Keith Olbermann said it better than I could: not only could this imply that Shahzad, if experiencing a change of mind or better legal counsel, could walk free on grounds of unconstitutionality -it could also mean the beginning of a terror state, where citizens are no longer protected by the basic civil rights their own constitution provides. It would also be a violation of human rights. The danger here is that Attorney General Eric Holder seems to follow McCain’s logic. But the Constitution is clear: the Fifth and Sixth Amendments, both dating back to the aulde age of Magna Carta, later led to the 1966 case Miranda vs Arizona.  The Supreme Court decision is clear:

The person in custody must, prior to interrogation, be clearly informed that he has the right to remain silent, and that anything he says will be used against him in the court of law; he must be clearly informed that he has the right to consult with a lawyer and to have the lawyer with him during interrogation, and that, if he is indigent, a lawyer will be appointed to represent him.

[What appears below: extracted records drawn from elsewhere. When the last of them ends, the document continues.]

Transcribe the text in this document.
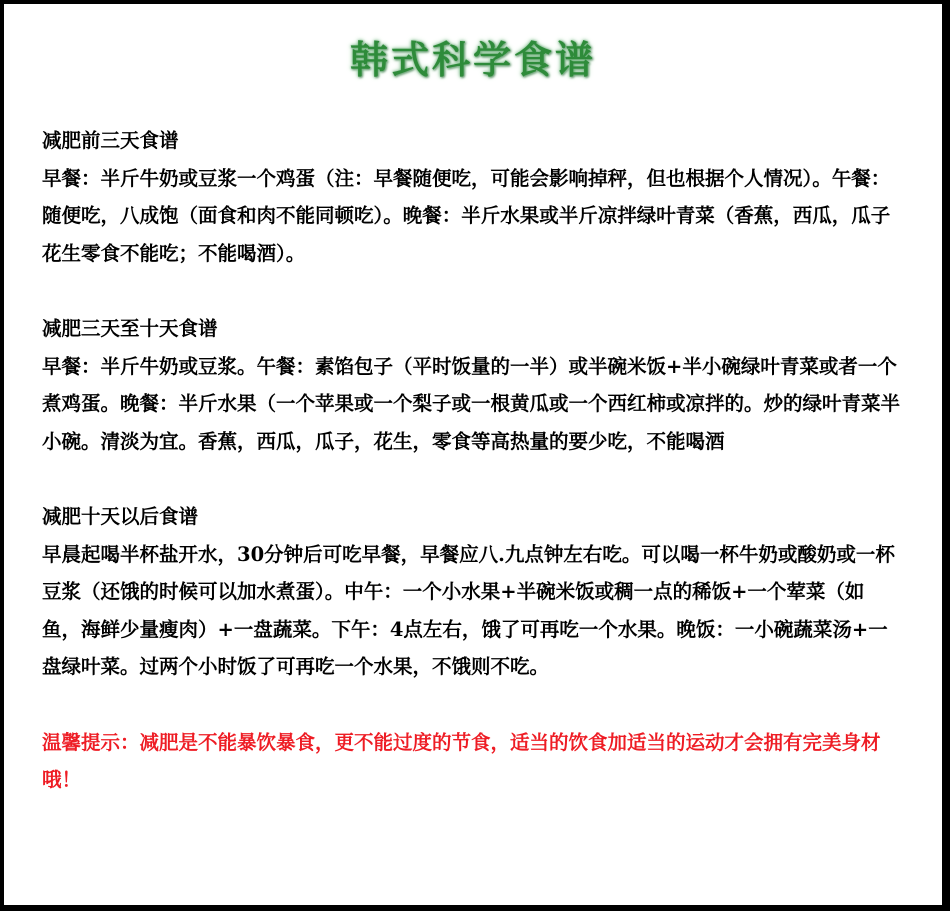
韩式科学食谱
减肥前三天食谱
早餐：半斤牛奶或豆浆一个鸡蛋（注：早餐随便吃，可能会影响掉秤，但也根据个人情况）。午餐：随便吃，八成饱（面食和肉不能同顿吃）。晚餐：半斤水果或半斤凉拌绿叶青菜（香蕉，西瓜，瓜子花生零食不能吃；不能喝酒）。
减肥三天至十天食谱
早餐：半斤牛奶或豆浆。午餐：素馅包子（平时饭量的一半）或半碗米饭+半小碗绿叶青菜或者一个煮鸡蛋。晚餐：半斤水果（一个苹果或一个梨子或一根黄瓜或一个西红柿或凉拌的。炒的绿叶青菜半小碗。清淡为宜。香蕉，西瓜，瓜子，花生，零食等高热量的要少吃，不能喝酒
减肥十天以后食谱
早晨起喝半杯盐开水，30分钟后可吃早餐，早餐应八.九点钟左右吃。可以喝一杯牛奶或酸奶或一杯豆浆（还饿的时候可以加水煮蛋）。中午：一个小水果+半碗米饭或稠一点的稀饭+一个荤菜（如鱼，海鲜少量瘦肉）+一盘蔬菜。下午：4点左右，饿了可再吃一个水果。晚饭：一小碗蔬菜汤+一盘绿叶菜。过两个小时饭了可再吃一个水果，不饿则不吃。
温馨提示：减肥是不能暴饮暴食，更不能过度的节食，适当的饮食加适当的运动才会拥有完美身材哦！
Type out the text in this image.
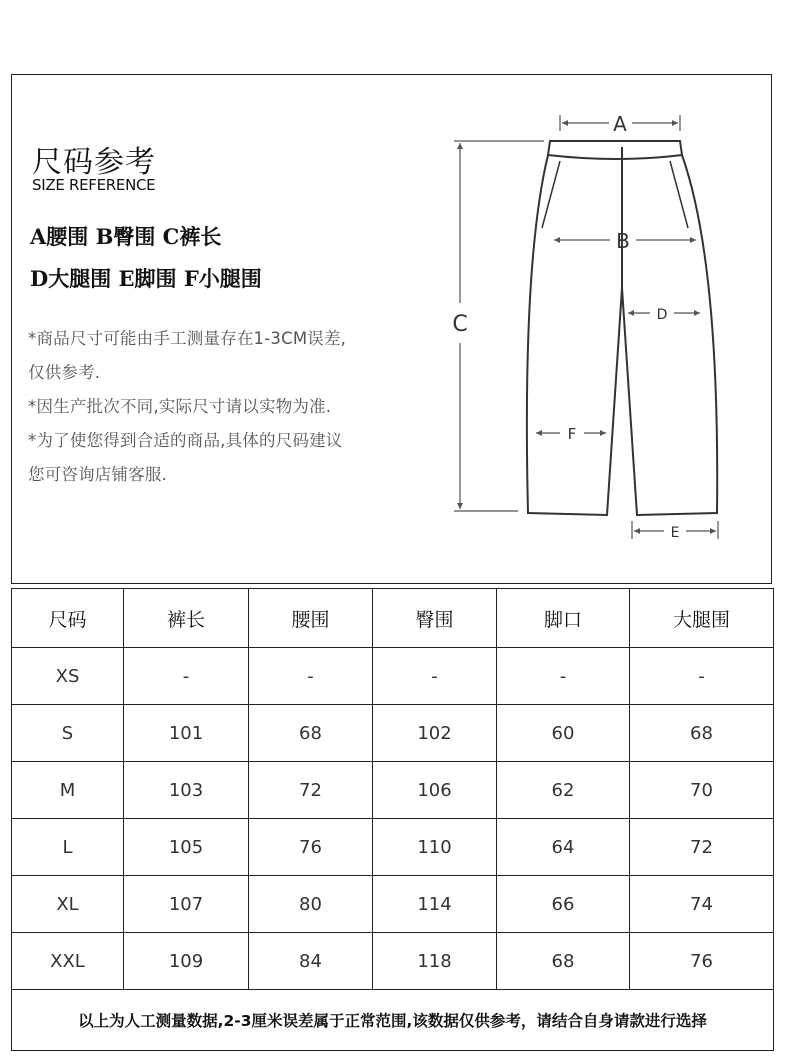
尺码参考
SIZE REFERENCE
A腰围 B臀围 C裤长
D大腿围 E脚围 F小腿围
*商品尺寸可能由手工测量存在1-3CM误差,
仅供参考.
*因生产批次不同,实际尺寸请以实物为准.
*为了使您得到合适的商品,具体的尺码建议
您可咨询店铺客服.
A
B
C	D
F
E
尺码	裤长	腰围	臀围	脚口	大腿围
XS	-	-	-	-	-
S	101	68	102	60	68
M	103	72	106	62	70
L	105	76	110	64	72
XL	107	80	114	66	74
XXL	109	84	118	68	76
以上为人工测量数据,2-3厘米误差属于正常范围,该数据仅供参考，请结合自身请款进行选择					
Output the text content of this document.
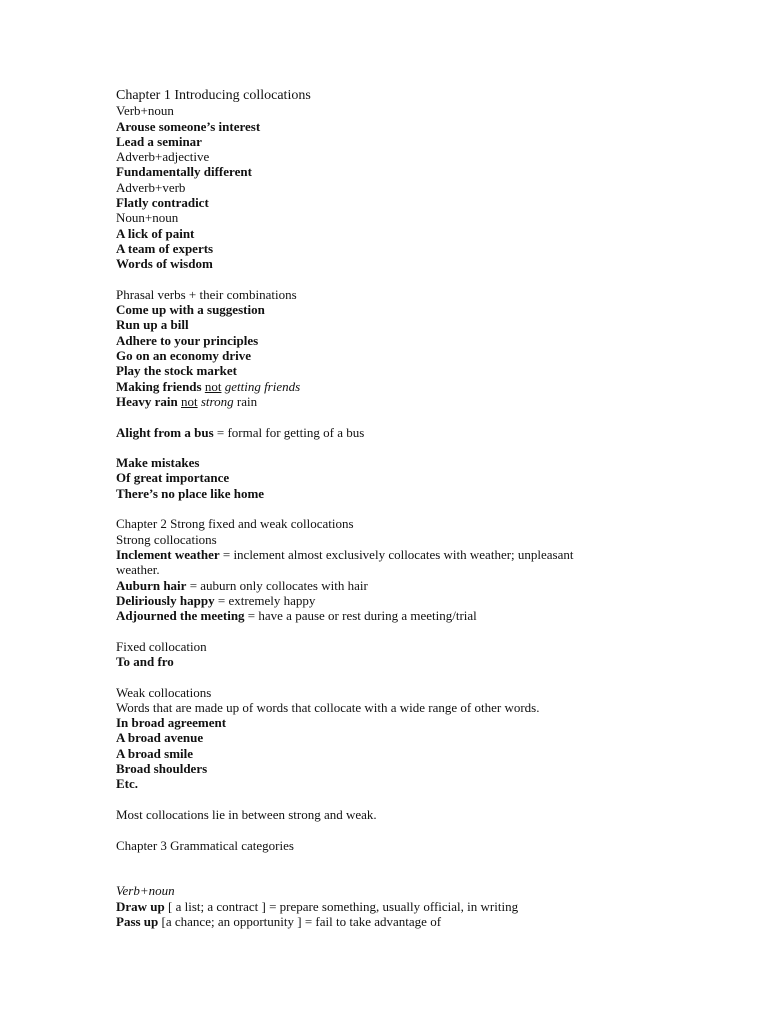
Chapter 1 Introducing collocations
Verb+noun
Arouse someone’s interest
Lead a seminar
Adverb+adjective
Fundamentally different
Adverb+verb
Flatly contradict
Noun+noun
A lick of paint
A team of experts
Words of wisdom
Phrasal verbs + their combinations
Come up with a suggestion
Run up a bill
Adhere to your principles
Go on an economy drive
Play the stock market
Making friends not getting friends
Heavy rain not strong rain
Alight from a bus = formal for getting of a bus
Make mistakes
Of great importance
There’s no place like home
Chapter 2 Strong fixed and weak collocations
Strong collocations
Inclement weather = inclement almost exclusively collocates with weather; unpleasant weather.
Auburn hair = auburn only collocates with hair
Deliriously happy = extremely happy
Adjourned the meeting = have a pause or rest during a meeting/trial
Fixed collocation
To and fro
Weak collocations
Words that are made up of words that collocate with a wide range of other words.
In broad agreement
A broad avenue
A broad smile
Broad shoulders
Etc.
Most collocations lie in between strong and weak.
Chapter 3 Grammatical categories
Verb+noun
Draw up [ a list; a contract ] = prepare something, usually official, in writing
Pass up [a chance; an opportunity ] = fail to take advantage of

In a broader, more general aspect, the International Convention of Political and Civil Rights (ICCPR) states the same in Articles 9-1 and 9-2:

Everyone has the right to liberty and security of person. No one shall be subjected to arbitrary arrest or detention. No one shall be deprived of his liberty except on such grounds and in accordance with such procedure as are established by law. […] Anyone who is arrested shall be informed, at the time of arrest, of the reasons for his arrest and shall be promptly informed of any charges against him.

This is getting scarier and scarier. In order to accelerate the freefall into a well of north Korean madness, Senator Graham, no stranger to methods of control and coercion, went even further. One of the majr flaws exposed in the Shahzad hunt lied in that a terrorism suspect, already placed on the no-fly list, could still buy a gun or explosives. Mayor Bloomberg of New York City, convened with the safety of a city becoming a favorite target, suggested that suspected or hunted terrorists be blocked from purchasing firearms or detonating weapons. If that sounds likesheer common sense to you, listen to Graham’s response, as quoted in The Huffington Post (5-5-10):

“We’re talking about a constitutional right here,” he said, explaining that he could not support a bill that would force “innocent Americans” to “pay the cost of going to court to get their gun rights back.”

There is no limit to his hypocrisy. Graham argues his refusal to block anyone from buying guns is out of respect for the 2nd Amendment. Graham is going to considerable lengths to endanger a population in the name of the Constitution. The right to bear arms was written in out of protection against a potential invading enemy. Terrorism is precisely the enemy of the state. In that situation, regardless of their actions, a terrorist who would also be a citizen would receive the protection of the Constitution. It’s a noble, albeit slightly controversial position. But Graham is installing a hierarchy in fundamental rights – the purpose behind Miranda is to guarantee due process of the law, regardless of whether the suspect is a citizen or not. Being in America means receiving a fair trial and being protected by Habeas Corpus. Would this not be America anymore?

The utmost, fundamental, historical rights so clearly tied to America being “the land of the free” could and should be waivered, according to Graham. Let them buy explosives, but god forbid they should be given any rights, like that of receiving legal assistance or not to be indefinitely detained.  The right to kill would prevail over core civil liberties? That Lindsay Graham is allowed to hold office despite an incredibly flawed reading of the law is beyond me. I would put Graham on my no-fly list for reckless endangerment of the nation and of its interests, as  as violation of fundamental rights. Step down, Lindsay, and remember – you do not have the right to remain silent, and you do not have the right to a lawyer.